Thaksin's sister, Yingluck Shinawatra, is now in power after winning a 2011 election that was seen as a victory for the working poor and a defeat for the traditional Bangkok elite that includes top generals, royal advisers, middle-class bureaucrats, business leaders and old-money families.
After a delicate calm for the past two years, fissures between those two rival political forces are opening once again.
The rally was their biggest turnout yet. About 15 km (9 miles) away, in a stadium at the opposite end of the city, about 40,000 pro-government "red shirts" rallied in a show of support of the prime minister. Many came by bus from rural provinces in the north and north-east.
Yingluck has been pilloried by her critics as a puppet for her brother, who was ousted in a 2006 military coup and convicted two years later of graft, which he has denied. He has lived in self-imposed exile since 2008, but exerts enormous influence on the policies of his sister's government.
"We have stood by silently while her brother calls the shots and she runs the country into the ground with loss-making policies," said Suwang Ruangchai, 54, who drove over nine hours from Surat Thani in the south to attend the rally.

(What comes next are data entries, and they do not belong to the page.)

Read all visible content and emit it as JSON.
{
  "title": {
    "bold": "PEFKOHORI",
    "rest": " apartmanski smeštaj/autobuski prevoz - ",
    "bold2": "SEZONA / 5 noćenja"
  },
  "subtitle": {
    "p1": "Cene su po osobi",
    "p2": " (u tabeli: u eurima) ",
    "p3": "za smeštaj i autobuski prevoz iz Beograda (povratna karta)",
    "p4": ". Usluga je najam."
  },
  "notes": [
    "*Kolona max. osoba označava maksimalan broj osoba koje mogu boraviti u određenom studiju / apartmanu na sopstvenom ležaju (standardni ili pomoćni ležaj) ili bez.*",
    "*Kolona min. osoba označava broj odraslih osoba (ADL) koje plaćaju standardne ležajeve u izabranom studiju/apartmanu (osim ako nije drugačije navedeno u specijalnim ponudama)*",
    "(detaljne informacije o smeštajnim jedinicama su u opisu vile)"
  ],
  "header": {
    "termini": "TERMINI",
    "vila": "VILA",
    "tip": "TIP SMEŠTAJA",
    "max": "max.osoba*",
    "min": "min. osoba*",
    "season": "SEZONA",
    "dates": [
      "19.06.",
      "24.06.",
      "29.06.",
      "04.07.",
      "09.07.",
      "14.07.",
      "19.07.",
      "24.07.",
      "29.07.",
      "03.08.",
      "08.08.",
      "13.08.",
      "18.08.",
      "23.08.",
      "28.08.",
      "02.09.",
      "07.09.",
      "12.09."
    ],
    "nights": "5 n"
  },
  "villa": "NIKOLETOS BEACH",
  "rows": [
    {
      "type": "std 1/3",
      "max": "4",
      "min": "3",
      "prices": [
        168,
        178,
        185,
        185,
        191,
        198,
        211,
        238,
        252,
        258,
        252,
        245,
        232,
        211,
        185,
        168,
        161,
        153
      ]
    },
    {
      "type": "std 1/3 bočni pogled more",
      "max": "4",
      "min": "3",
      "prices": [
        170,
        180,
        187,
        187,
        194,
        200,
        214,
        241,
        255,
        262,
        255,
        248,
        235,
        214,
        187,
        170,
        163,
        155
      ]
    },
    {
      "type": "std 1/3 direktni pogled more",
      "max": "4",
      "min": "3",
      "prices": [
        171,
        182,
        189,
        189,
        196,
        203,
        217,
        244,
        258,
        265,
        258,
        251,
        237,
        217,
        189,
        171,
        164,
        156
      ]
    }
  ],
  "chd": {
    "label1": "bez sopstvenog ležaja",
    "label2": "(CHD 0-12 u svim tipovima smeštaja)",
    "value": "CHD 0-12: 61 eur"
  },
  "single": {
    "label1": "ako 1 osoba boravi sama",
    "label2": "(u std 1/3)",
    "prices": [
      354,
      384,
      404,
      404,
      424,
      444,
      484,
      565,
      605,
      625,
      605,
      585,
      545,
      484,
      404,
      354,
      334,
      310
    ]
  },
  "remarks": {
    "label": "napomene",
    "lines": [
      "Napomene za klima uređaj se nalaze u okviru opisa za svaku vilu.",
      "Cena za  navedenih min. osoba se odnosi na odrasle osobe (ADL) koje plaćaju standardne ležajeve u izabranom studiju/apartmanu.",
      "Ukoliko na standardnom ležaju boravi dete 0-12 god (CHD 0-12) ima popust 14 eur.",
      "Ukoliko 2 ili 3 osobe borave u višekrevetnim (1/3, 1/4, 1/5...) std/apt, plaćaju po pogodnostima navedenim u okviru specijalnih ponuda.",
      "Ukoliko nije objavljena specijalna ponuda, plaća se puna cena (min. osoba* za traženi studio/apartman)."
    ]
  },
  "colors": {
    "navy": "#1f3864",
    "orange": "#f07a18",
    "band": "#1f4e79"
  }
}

Few people in modern Thai history have been as polarising as Thaksin, a billionaire former telecommunications tycoon revered by the poor and reviled by the elite.
In 2001, he became the first leader in Thai history to win a parliamentary majority on its own, and formed the first elected government to serve a full term, after which it was re-elected. The 2006 coup that ousted him plunged Thailand into four years of sometimes violent political turbulence.
The relative calm Thailand has enjoyed since Yingluck became prime minister has faded during weeks of Democrat-led opposition rallies triggered by a government-backed amnesty bill that could have led to Thaksin's return to Thailand.
The political tensions come as Thailand's economy, Southeast Asia' second biggest, is suffering from weak export growth, soft consumer spending and rising household debt.
Demonstrations which began more than three weeks ago have spread even after Thailand's senate rejected the amnesty bill on November 11.
Suthep Thaugsuban, a former deputy prime minister under the previous Democrat-led government and now leader of the biggest anti-government rally, has called for all-out regime change.
His group plans to march along 12 routes in Bangkok on Monday to urge civil servants to join the protests.
"If even one of you still serves Thaksin, you will have us to reckon with," Suthep told whistle-blowing crowds on Sunday.
Observers say Suthep could be holding out for military or judicial intervention. Thai courts brought down two Thaksin-aligned governments in 2008.
"We have not yet reached crisis point like in 2006 so the military would be unwise to intervene at this juncture and Suthep should know this, but he might be waiting for some form of judicial intervention," said Siripan Nogsuan Sawasdee, a political analyst at Chulalongkorn University.
Yingluck's ruling Puea Thai Party received a blow last week when the Constitutional Court rejected its proposals to make the Senate fully elected. That could have strengthened her government given her widespread support among voters in the heavily populated north and north-east.
Her supporters say the verdict is the latest attempt by the elite and anti-Thaksin forces to thwart the legislative process.